С.: Я думал над тем, о чем мы говорили в пятницу. О дорогах, между которыми есть связь. Вы намекали на то, что я нахожусь на дороге эгоизма. Но я так не думаю. Наоборот, я хочу облегчить всем жизнь, совсем не думая при этом о себе. Я окончательно потерян, доктор. Не убеждайте меня в обратном. Не убеждайте.
В. Н.: Но ты сегодня сам пришел в мой кабинет, нам даже не пришлось тебя звать.
С.: Потому, что я понимаю, что только так смогу выйти отсюда.
В. Н.: Признайся себе: не только поэтому.
Молчание*
С.: Наверное. Потому что мне стало интересно, до чего Вы дойдете в своих размышлениях. Интересно, как Вы будете объяснять мои состояния, и, в особенности, мою потребность в смерти. Я даже готов потерпеть.
В. Н.:
Одобрительно улыбаясь* Уже хорошо.
С.: Вы не поймёте, потому что смотрите на проблему немного в другой плоскости. Знаю, что Вас учили быть материалистом. И только в этой системе координат Вы работаете. Но любая проблема ведь как холм в геодезии: сделав горизонтальный срез, Вы еще не узнаете, что в глубинах. Слишком у Вас все просто и поверхностно.
В. Н.: Степан, я слышу в твоем голосе заинтересованность в разрешении проблемы? Или я ошибаюсь?
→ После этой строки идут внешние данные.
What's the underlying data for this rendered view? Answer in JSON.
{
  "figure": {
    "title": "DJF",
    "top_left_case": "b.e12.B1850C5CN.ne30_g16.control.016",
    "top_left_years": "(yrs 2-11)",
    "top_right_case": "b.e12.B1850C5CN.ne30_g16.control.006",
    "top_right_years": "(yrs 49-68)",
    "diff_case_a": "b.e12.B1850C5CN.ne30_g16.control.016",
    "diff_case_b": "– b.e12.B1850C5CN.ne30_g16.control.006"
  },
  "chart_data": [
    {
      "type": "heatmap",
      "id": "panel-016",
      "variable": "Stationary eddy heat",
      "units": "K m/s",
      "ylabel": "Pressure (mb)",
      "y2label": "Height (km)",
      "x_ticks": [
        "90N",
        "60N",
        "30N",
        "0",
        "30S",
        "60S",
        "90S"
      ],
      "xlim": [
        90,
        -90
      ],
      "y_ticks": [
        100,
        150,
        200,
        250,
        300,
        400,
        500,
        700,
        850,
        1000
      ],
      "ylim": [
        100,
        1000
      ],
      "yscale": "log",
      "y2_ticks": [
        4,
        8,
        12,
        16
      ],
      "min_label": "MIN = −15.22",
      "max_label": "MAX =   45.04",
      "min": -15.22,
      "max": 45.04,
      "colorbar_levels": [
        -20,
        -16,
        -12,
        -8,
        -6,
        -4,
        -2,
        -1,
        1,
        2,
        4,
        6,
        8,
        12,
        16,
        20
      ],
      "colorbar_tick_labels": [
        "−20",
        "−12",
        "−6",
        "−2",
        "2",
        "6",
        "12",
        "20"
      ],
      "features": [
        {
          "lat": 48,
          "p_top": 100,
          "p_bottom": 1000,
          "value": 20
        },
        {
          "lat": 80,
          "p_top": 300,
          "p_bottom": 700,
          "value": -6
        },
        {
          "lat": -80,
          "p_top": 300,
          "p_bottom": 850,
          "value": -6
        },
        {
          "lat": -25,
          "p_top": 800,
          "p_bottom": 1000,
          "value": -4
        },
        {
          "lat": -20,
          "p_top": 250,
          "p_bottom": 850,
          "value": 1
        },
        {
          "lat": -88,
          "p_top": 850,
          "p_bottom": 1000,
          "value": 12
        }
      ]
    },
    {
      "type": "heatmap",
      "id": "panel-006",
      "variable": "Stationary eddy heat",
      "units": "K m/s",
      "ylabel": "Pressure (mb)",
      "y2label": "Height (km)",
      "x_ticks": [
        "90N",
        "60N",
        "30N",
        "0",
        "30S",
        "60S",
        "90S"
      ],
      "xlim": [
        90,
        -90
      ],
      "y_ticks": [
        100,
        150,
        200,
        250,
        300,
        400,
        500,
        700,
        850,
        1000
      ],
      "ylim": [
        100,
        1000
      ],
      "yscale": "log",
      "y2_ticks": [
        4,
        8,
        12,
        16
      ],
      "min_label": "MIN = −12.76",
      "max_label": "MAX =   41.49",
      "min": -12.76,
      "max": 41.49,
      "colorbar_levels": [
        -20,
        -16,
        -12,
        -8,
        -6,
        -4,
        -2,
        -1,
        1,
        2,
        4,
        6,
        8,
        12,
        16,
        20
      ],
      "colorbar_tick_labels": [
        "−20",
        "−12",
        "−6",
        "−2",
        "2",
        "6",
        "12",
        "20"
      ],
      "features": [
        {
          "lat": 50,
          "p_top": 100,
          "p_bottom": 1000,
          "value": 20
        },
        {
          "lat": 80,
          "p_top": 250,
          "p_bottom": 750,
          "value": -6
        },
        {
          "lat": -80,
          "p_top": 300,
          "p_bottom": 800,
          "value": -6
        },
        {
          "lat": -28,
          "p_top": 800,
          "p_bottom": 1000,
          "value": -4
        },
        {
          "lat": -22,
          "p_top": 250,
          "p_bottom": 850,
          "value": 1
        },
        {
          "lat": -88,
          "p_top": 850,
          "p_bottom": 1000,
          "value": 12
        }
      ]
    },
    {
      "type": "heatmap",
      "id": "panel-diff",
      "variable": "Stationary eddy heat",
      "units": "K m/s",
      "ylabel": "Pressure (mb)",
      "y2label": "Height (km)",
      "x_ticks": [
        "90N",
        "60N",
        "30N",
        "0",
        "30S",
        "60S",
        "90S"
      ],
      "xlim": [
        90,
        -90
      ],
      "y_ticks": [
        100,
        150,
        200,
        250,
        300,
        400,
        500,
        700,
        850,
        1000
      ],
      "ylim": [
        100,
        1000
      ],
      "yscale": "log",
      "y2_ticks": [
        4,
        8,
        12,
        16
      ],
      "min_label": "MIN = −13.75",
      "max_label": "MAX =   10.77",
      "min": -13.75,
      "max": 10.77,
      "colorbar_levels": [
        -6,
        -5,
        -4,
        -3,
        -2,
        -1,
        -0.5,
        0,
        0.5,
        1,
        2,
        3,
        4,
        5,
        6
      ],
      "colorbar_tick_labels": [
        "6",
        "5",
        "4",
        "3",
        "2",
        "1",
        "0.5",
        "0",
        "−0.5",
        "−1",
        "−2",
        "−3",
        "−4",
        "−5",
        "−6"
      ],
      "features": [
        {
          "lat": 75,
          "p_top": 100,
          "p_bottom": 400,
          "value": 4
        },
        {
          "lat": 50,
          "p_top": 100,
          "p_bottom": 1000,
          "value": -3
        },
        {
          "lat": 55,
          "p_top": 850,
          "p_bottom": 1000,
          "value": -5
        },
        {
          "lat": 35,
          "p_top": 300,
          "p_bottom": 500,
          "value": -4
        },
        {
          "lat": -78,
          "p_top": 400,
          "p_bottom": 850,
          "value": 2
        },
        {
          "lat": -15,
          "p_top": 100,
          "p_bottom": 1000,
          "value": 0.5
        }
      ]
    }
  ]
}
С.: Я просто подумал: «Что же, если Вы хотите знать, я все расскажу Вам, а уйти я успею». Мне кажется, Вы первый, кто готов меня выслушать. Пусть даже Вы будете выслушивать меня через стетоскоп материализма. Проблему мы не решим, но Вы хотя бы будете знать, что сделали все возможное, и тут я поступаю совсем не эгоистично. Так ведь?
В. Н.: Конечно, не эгоистично. Все равно это хорошо, Степан, что ты согласен работать. Вот только с чего ты взял, что я материалист?
С.: По Вам видно, что Вы всё, кроме уже известного Вам, назовете метафизикой, с гримасой отвращения на лице. Вы взрослый человек, состоявшийся специалист. Вам так удобнее. Удобнее делить людей на больных и здоровых, поэтому Вы не видите другого мира, как более тонкого, так и более опасного. Понимаете?
В. Н.: Я не стану с тобой спорить, Стёпа. Ты абсолютно прав, что мне по долгу службы приходится иногда делить людей на здоровых и на тех, которым требуется помощь. Ты ведь это хотел сказать?
С.: Вам виднее.
Молчание*
В. Н.: Итак, Стёпа, на прошлой встрече мы коснулись вопроса одержимости собой, и договорились сегодня к нему вернуться. Правда ведь?
С.: Да.
В. Н.: Мне бы хотелось знать, как ощущается эта одержимость. Расскажи, пожалуйста.
Молчание*
С.:
Вздох* Это очень больно. Когда легче, а когда и вовсе невозможно. Изнутри разрывает что-то холодное и чужое, хотя я понимаю, что оно моё. *Молчание* «Одержимость собой» – не самое лучшее название, но по-другому никак не назвать. Когда приступ подходит, сначала трясутся руки, потом становится трудно дышать, и вот тут, во лбу жжет что-то. Но это что-то как будто хвост существа, засевшего глубже. Само оно прячется где-то здесь, в груди. То есть, здесь его тело, а хвост идет вдоль позвоночника и упирается в лоб изнутри. На конце хвоста жало. Создается впечатление, что когда оно, это существо, шевелится, оно создает боль. Но это не просто боль. Вы должны понять, что никакого существа нет, я не сумасшедший, не подумайте. Вы попросили рассказать об ощущениях, я и рассказал, как могу.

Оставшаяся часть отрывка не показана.